Les députés sont convaincus que les inspections inopinées indépendantes sont essentielles pour garantir l'application effective des normes en matière de sécurité alimentaire et d'étiquetage. Ils estiment, dès lors, que les inspections inopinées devraient être la norme. Ils appellent au passage la Commission à élargir le spectre des audits de l'Office alimentaire et vétérinaire (OAV) en vue d'y inclure la fraude alimentaire et demandent à l'autorité budgétaire d’accroître la capacité et les ressources de l'OAV et de l'équipe de lutte contre la fraude alimentaire de la Commission.
Les députés notent par ailleurs que les États membres rencontrent souvent des difficultés pour poursuivre en justice les exploitants du secteur alimentaire se livrant à des activités frauduleuses et évoluant dans un cadre européen transfrontalier, en raison de conflits de compétence. Ils déplorent en conséquence le fait que les États membres ne coopèrent pas systématiquement avec Europol dans les dossiers transfrontaliers de fraude alimentaire, mais travaillent de manière bilatérale.
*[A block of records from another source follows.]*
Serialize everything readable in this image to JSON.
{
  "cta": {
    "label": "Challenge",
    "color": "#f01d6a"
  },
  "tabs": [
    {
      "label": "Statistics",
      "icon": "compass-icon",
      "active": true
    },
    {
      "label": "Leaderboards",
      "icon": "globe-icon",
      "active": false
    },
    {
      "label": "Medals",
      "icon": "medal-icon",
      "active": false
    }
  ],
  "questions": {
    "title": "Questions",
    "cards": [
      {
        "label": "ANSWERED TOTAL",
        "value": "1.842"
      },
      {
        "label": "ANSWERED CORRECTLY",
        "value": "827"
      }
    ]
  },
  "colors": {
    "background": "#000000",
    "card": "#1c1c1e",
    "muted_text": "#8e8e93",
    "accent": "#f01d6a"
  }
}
Au niveau législatif, les députés estiment que les contrôles officiels devraient se concentrer non seulement sur les questions de sécurité alimentaire mais également sur la prévention de la fraude et du risque que les consommateurs soient induits en erreur. Ils se félicitent que la proposition de la Commission de réexaminer les contrôles officiels intègre des contrôles supplémentaires concernant la fraude alimentaire lorsque les autorités compétentes ont des raisons de soupçonner un exploitant de comportement frauduleux. Ils rejettent par ailleurs tout projet visant à déléguer aux opérateurs économiques les activités d'enquête qui incombent aux autorités publiques. De même, ils considèrent que tous les opérateurs commerciaux qui traitent, négocient ou stockent des matières premières, des ingrédients alimentaires ou des produits alimentaires intervenant dans la chaîne alimentaire humaine, y compris les négociants et les propriétaires d'entrepôts frigorifiques, devraient être enregistrés comme exploitants du secteur alimentaire et faire l'objet de contrôles.
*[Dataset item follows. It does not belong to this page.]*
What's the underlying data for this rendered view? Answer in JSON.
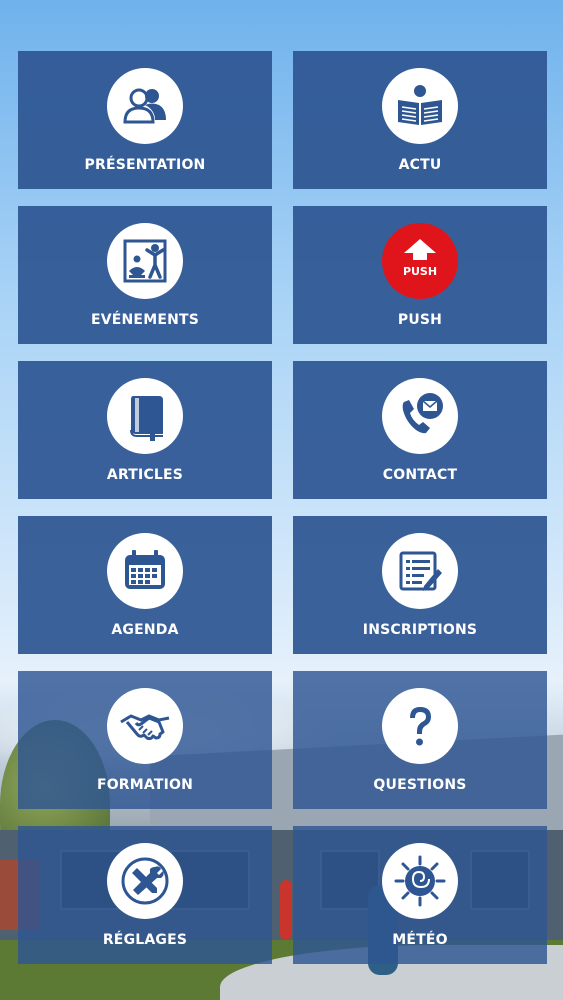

Parallèlement, les députés appellent à une sensibilisation accrue et à un meilleur contrôle concernant l'étiquetage des denrées alimentaires congelées, et ce entre entreprises, d'une part, et entre entreprises et consommateurs, d'autre part. Dans le même ordre d’idées, les députés demandent à la Commission de présenter une proposition pour un étiquetage obligatoire de la viande et du poisson, qui spécifierait si les produits ont été congelés, à combien de reprises et pendant combien de temps.
Les députés indiquent que la mention, dans l'étiquetage, du pays d'origine permettrait aussi de garantir une meilleure traçabilité tout au long de la chaîne d'approvisionnement alimentaire, de façon à rétablir la confiance du consommateur. Ils rappellent, à cet égard, que le Parlement a précédemment demandé que l'étiquetage de l'origine soit appliqué à la viande et aux produits transformés à base de viande, et que la Commission est actuellement en train d'élaborer un rapport sur l'étiquetage d'origine obligatoire pour la viande utilisée comme ingrédient. Ils prient la Commission de présenter rapidement son rapport et de poursuivre avec des propositions législatives visant à rendre obligatoire l'indication d'origine des produits transformés à base de viande, tout en tenant compte de ses analyses d'impact et en évitant des coûts et des charges administratives excessives.
Les députés soulignent également la nécessité de l'introduction de systèmes de certification électronique dans la chaîne alimentaire, susceptibles de réduire la probabilité de fraude découlant de certificats papier. Ils appellent en outre à la mise en place d’un registre européen centralisé des passeports d'équidés afin d'empêcher la délivrance frauduleuse de passeports en double.
En ce qui concerne la question du clonage animal, les députés s'inquiètent de l'absence de cadre législatif européen concernant la viande issue d'animaux clonés et appellent la Commission à présenter au plus vite, comme elle s'y était engagée, une proposition législative dans ce domaine.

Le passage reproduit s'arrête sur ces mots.